Konawe, Sultrademo.co — Pemerintah Kabupaten Konawe, Sulawesi Tenggara, mengambil langkah tegas untuk menertibkan kendaraan dinas (randis) yang belum dikembalikan oleh pihak-pihak yang pernah menggunakannya. Pemkab memberikan batas waktu dua minggu sebelum membawa kasus ini ke ranah hukum.

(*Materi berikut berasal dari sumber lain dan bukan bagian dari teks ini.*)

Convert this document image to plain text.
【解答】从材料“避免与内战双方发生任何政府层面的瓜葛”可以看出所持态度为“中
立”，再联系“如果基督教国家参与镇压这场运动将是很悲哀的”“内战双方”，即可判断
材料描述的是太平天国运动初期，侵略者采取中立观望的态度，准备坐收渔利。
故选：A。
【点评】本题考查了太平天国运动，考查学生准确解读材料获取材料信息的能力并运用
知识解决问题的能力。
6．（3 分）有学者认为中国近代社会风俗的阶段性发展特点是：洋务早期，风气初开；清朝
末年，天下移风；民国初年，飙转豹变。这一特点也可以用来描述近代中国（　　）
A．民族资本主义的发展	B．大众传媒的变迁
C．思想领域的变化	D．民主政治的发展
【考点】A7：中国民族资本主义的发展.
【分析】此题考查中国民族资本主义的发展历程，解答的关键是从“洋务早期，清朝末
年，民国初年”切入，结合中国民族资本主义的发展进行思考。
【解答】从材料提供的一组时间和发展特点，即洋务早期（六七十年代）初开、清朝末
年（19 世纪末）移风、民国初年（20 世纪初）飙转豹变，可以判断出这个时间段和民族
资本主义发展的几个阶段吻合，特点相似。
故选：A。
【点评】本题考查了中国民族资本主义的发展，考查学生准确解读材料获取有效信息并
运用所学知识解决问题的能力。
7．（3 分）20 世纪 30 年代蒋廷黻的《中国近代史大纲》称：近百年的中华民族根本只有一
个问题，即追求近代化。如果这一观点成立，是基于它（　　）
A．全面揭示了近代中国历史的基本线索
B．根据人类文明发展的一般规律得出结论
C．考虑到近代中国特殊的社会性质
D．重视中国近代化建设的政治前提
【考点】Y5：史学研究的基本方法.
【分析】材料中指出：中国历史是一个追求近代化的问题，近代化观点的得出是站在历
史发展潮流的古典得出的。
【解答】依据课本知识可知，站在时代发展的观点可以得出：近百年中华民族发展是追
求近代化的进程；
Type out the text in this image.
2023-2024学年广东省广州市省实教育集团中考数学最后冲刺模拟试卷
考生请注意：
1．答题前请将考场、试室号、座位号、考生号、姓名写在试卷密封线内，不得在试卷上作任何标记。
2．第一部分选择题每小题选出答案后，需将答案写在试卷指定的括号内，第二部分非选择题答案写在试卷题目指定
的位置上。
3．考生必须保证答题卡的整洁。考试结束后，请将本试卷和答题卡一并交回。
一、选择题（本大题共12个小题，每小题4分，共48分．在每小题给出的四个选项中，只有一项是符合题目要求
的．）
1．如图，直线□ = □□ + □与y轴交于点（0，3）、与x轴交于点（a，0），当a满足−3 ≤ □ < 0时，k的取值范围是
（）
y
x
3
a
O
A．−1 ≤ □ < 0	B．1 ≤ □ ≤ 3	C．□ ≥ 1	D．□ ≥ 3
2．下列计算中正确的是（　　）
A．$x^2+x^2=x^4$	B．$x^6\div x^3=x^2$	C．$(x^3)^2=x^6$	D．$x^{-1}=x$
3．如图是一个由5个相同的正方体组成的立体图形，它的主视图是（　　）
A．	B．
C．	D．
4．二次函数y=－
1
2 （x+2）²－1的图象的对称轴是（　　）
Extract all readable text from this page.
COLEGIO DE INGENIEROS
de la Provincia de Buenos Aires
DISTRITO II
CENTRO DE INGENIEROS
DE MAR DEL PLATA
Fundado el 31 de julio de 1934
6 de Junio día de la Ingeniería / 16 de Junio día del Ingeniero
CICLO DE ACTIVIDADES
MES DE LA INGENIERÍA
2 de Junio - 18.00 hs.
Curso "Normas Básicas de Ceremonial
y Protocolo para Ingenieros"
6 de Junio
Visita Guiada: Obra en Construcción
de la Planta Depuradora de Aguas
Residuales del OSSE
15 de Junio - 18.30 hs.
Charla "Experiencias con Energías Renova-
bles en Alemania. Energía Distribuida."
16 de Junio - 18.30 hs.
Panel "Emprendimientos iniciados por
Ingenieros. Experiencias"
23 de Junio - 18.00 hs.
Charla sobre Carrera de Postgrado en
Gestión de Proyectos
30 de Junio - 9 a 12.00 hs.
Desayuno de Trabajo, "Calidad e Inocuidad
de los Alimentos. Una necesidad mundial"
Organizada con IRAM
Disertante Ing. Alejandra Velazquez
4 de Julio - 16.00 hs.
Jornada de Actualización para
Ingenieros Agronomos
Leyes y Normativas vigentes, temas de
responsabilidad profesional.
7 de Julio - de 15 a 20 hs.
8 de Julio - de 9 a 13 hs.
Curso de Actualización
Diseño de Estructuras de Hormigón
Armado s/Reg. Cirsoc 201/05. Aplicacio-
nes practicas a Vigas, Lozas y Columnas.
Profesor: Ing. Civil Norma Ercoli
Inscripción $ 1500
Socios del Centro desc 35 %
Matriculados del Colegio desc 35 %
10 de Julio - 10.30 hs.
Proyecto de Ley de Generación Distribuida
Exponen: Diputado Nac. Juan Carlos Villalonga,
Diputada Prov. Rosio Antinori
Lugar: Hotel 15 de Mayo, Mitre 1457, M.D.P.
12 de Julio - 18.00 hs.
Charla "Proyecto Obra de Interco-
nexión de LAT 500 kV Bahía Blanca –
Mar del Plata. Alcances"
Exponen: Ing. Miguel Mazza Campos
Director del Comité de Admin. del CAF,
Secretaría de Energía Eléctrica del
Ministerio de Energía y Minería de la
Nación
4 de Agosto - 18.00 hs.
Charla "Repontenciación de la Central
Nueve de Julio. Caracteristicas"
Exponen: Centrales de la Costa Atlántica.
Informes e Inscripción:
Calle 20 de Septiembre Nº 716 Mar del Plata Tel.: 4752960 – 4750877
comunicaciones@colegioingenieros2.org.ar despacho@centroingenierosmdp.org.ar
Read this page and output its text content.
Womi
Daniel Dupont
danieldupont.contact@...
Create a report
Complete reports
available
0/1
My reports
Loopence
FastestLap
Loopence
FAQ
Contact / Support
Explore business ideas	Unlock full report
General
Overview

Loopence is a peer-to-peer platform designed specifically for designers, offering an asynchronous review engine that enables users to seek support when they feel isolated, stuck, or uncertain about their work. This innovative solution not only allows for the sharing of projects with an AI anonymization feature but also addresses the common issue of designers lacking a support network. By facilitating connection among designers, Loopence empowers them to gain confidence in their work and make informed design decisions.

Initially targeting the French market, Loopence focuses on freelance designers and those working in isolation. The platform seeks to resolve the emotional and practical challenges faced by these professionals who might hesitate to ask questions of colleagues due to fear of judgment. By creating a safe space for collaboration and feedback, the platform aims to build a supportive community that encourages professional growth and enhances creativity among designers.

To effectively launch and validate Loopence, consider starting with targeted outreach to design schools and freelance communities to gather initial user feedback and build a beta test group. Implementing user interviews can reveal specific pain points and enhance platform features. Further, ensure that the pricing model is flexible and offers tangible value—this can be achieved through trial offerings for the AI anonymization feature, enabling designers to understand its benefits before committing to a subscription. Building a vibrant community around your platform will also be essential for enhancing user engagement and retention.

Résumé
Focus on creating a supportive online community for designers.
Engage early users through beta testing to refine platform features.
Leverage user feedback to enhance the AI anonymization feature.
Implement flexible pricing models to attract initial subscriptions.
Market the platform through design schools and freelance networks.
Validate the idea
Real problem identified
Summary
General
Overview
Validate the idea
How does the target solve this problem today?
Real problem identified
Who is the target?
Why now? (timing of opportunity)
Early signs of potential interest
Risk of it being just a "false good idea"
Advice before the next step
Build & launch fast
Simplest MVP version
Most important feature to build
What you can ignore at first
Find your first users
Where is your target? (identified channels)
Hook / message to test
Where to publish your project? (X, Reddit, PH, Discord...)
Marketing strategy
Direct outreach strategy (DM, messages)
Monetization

Langkah ini dipimpin langsung oleh Wakil Bupati Konawe, H. Syamsul Ibrahim, yang juga menjabat sebagai Ketua Tim Penertiban Aset Randis. Ia menyampaikan, tim khusus telah dibentuk untuk melakukan pelacakan dan penertiban secara menyeluruh terhadap seluruh kendaraan dinas, baik roda dua maupun roda empat.
“Kami sudah bentuk tim khusus. Seluruh kendaraan dinas yang belum dikembalikan harus segera diserahkan. Kami beri waktu dua minggu,” ujar Syamsul, Kamis (10/4/2025).
Apabila peringatan ini tidak diindahkan, Pemkab tidak segan melibatkan aparat penegak hukum. “Kalau tidak dikembalikan, kami akan menyurat ke Reskrim Polres Konawe dengan laporan penggelapan,” ujarnya.
Ia juga menegaskan bahwa para pemegang kendaraan dinas yang belum mengembalikan aset tersebut hanya memiliki dua pilihan: menghadapi tim penertiban dari pemerintah daerah atau berurusan dengan penyidik kepolisian.
“Silakan pilih, mau hadapi tim dari Pemda atau tim dari Reskrim,” tegasnya.
Pernyataan serupa disampaikan Bupati Konawe, H. Yusran Akbar, dalam apel gabungan yang digelar beberapa waktu lalu. Menurut Yusran, penertiban aset randis merupakan salah satu prioritas Pemkab Konawe saat ini.
“Kita kasih ultimatum untuk segera kembalikan. Kita ingin tertibkan semua ini,” kata Yusran.
Langkah ini merupakan respons atas teguran Badan Pemeriksa Keuangan (BPK) terkait aset milik pemerintah daerah yang tidak jelas keberadaannya. Setelah seluruh kendaraan dikembalikan, Pemkab berencana melakukan lelang terhadap randis-randis tersebut sesuai dengan ketentuan yang berlaku.
Dengan langkah tegas ini, Pemerintah Kabupaten Konawe menunjukkan komitmennya untuk memperkuat tata kelola aset daerah dan menutup potensi kebocoran anggaran akibat pengelolaan aset yang tidak akuntabel.